TORONTO, Jan. 26, 2021 /CNW/ -- Engine Media Holdings, Inc. (TSXV: GAME; OTCQB: MLLLF) ("Engine Media" or the "Company") announces that is has closed the final tranche of 966,296 units (the "Units") for gross proceeds of US$7,247,222.50 of the previously announced non-brokered private placement of units (the "Units") at a price of US$7.50 per Unit (the "Offering"). Together with the first tranche closing, the Company issued a total of 2,371,747 Units for gross proceeds of US$17,788,105. Each Unit consists of one common share of the Company and one-half of one common share purchase warrant (a "Warrant"). Each whole Warrant entitles the holder to acquire one additional share of the Company at a price of US$15.00 per share for a period of 3 years provided that: (i) if the common shares are listed for trading on NASDAQ, (ii) the Company completes an offering of securities under a short form prospectus for an aggregate amount of at least US$30,000,000, and (iii) the closing price of the common shares on NASDAQ is US$30.00 or greater for a period of 15 consecutive trading days, then the Company may accelerate the expiry date of the Warrants to the 30th day after the date written notice is provided to the holders.
The proceeds of the Offering will be allocated to marketing and advertising of the Company's product offerings, product development initiatives for UMG, WinView and Stream Hatchet, and general working capital purposes.
As part of the final tranche closing of the Offering, the Company paid cash commissions to eligible finders under the Offering totaling $205,652.05 and also issued the following securities as partial payment of commissions to finders: 12,752 Units; and, 40,040 finders warrants, with each finder warrant exercisable into a common share at an exercise price of US$15.00 per share for 3 years subject to the same acceleration terms described above.
All securities issued under the Offering are subject to a hold period of four months and one day from the closing.
EB Acquisition Credit Facility
Under the terms of the US$5 million secured credit facility (the "EB Loan") with arm's length lender EB Acquisition Company, LLC ("EB LLC"), the EB Loan is to be repaid upon the Company completing an equity financing of at least US$15 million, which is the case with respect to the Offering.
The Company and EB LLC have agreed that in lieu of repayment of the EB Loan, the US$5 million principal amount will now be subject to a secured convertible debenture (the "Convertible Debenture") which is convertible into units of the Company at a conversion price of US$10.25 per unit, with each unit comprised of one common share and one-half of a warrant, with each whole warrant exercisable into a common share at an exercise price of US$15.00 per share for a period of three years from the issuance of the Convertible Debenture.
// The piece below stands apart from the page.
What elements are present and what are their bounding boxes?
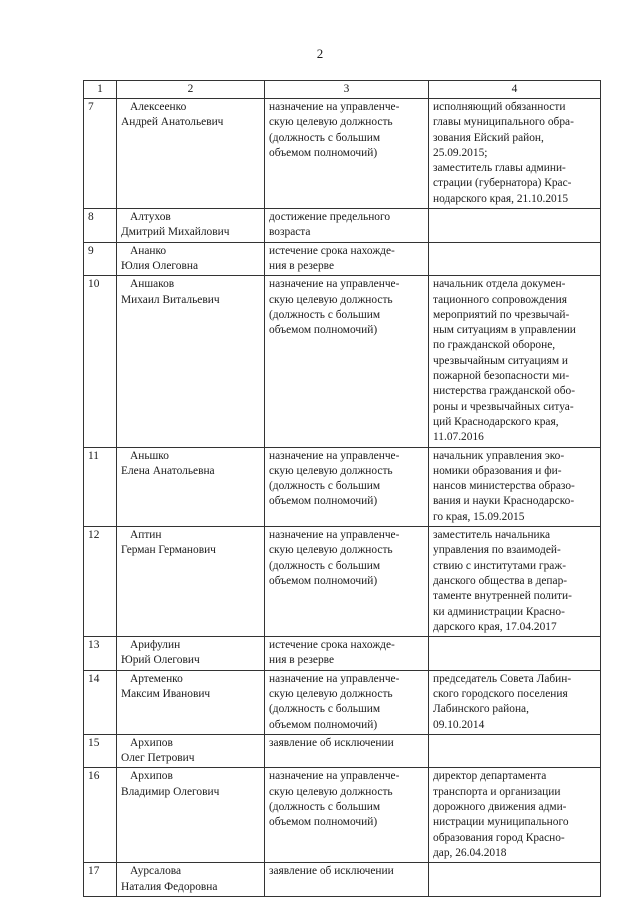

The issuance of the Convertible Debenture is subject to the approval of the TSX Venture Exchange.
This press release does not constitute an offer of sale of any of the foregoing securities in the United States. None of the foregoing securities have been and will not be registered under the U.S. Securities Act of 1933, as amended (the "1933 Act") or any applicable state securities laws and may not be offered or sold in the United States or to, or for the account or benefit of, U.S. persons (as defined in Regulation S under the 1933 Act) or persons in the United States absent registration or an applicable exemption from such registration requirements. This press release does not constitute an offer to sell or the solicitation of an offer to buy nor will there be any sale of the foregoing securities in any jurisdiction in which such offer, solicitation or sale would be unlawful.
This news release shall not constitute an offer to sell or a solicitation of an offer to buy, nor shall there be any sale of these Securities in any jurisdiction in which an offer, solicitation or sale would be unlawful prior to registration or qualifications under the securities laws of any such jurisdiction.
About Engine Media Holdings, Inc.
Engine Media is focused on accelerating new, live, immersive esports and interactive gaming experiences for consumers through its partnerships with traditional and emerging media companies. The company was formed through the combination of Torque Esports Corp., Frankly Inc., and WinView, Inc. and trades publicly under the ticker symbol (TSX-V: GAME) (OTCQB: MLLLF). Engine Media will generate revenue through a combination of: direct-to-consumer and subscription fees; streaming technology and data SaaS-based offerings; programmatic advertising and sponsorships; as well as intellectual property licensing fees. To date, the combined companies clients have included more than 1,200 television, print and radio brands including CNN, ESPN, Discovery / Eurosport, Fox, Vice, Newsweek and Cumulus; dozens of gaming and technology companies including EA, Activision, Blizzard, Take2Interactive, Microsoft, Google, Twitch and Ubisoft; and have connectivity into hundreds of millions of homes around the world through their content, distribution and technology.